On the principle that an ounce of prevention is worth a pound of *683cure, fire prevention has been added to the duties and responsibilities of the fire commissioner. The ordinance in question was clearly enacted for the prevention of fires and explosions. The unregulated installation and use of the device in question constitutes, in the opinion of the fire commissioner, a hazard. It would be ridiculous for a magistrate to substitute his opinion for the expert opinion of the fire commissioner as to what constitutes a fire hazard, and this is particularly true when not a word of testimony to the contrary was offered by the defense.

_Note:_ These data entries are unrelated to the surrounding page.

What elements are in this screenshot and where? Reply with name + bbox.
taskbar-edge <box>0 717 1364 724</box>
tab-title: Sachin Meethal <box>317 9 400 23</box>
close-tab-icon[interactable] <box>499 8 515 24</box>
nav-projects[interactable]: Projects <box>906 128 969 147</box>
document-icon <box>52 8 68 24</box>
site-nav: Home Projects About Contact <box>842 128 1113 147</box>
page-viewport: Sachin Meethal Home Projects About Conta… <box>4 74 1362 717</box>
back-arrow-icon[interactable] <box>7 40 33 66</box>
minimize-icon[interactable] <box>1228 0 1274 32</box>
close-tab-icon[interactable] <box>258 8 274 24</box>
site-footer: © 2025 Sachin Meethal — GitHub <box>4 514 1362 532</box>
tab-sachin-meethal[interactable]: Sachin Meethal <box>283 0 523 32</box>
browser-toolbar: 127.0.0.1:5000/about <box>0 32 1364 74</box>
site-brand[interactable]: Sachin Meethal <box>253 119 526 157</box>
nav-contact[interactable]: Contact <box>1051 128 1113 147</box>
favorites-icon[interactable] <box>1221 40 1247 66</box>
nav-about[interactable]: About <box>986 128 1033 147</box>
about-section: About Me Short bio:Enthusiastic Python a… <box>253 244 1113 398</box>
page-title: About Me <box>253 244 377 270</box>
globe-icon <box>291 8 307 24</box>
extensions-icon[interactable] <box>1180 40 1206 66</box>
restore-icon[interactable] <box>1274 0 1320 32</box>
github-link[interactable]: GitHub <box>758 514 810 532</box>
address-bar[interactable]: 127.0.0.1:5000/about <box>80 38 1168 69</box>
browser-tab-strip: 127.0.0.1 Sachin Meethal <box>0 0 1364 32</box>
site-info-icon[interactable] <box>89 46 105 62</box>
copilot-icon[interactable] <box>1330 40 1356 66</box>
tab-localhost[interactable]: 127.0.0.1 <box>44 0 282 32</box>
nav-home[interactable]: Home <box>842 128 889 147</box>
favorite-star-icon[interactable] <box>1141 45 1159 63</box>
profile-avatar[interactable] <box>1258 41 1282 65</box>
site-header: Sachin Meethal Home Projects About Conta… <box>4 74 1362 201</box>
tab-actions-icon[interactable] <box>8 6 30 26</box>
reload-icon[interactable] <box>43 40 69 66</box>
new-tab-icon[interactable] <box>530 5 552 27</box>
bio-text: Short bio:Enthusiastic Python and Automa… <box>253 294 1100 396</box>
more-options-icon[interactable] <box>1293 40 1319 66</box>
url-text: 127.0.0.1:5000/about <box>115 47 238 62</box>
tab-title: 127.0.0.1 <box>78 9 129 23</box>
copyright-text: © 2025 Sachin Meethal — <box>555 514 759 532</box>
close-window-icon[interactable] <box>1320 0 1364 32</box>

The defendant further contends that chapter 10, article 8, section 115, which provides, “ but no permit shall be required where the quantity transported or used does not exceed ten gallons,” exempts him from the operation of article 1, section 10 of the same chapter of the Code of Ordinances, previously discussed. The latter provision begins with the significant words: “ Illuminating oils; no person shall store or sell kerosene or other illuminating oils.” This clearly indicates that it is meant to be limited to the storing and use of kerosene or other illuminating oils and has no application to the use of kerosene or other inflammables or combustibles when used in the operation of machinery.
This exemption was intended for grocers and householders selling and using, respectively, small quantities of inflammable oils for illuminating purposes. It is difficult to understand why a business man should contest an ordinance so salutary in purpose, and enacted for bis benefit as well as that of the community. I urge that both from a business and a social point of view it would be to everybody’s interest, including that of the manufacturers, to apply for a (in the language of the ordinance) “ permit issued upon such conditions as are deemed by the Fire Commissioner necessary in the interest of public safety.”
There is every reason to believe, and I must assume, that the fire commissioner will not act capriciously, but will grant a permit under proper safeguards.
On the facts and the law, I have no choice other than to find, and do find, the defendant guilty. No fine is imposed on the defendant because I am convinced that he installed and operated the “ device ” without knowledge that a permit was necessary.
Sentence is- suspended on condition that the machine will not be operated until and unless a permit is obtained from the fire commissioner.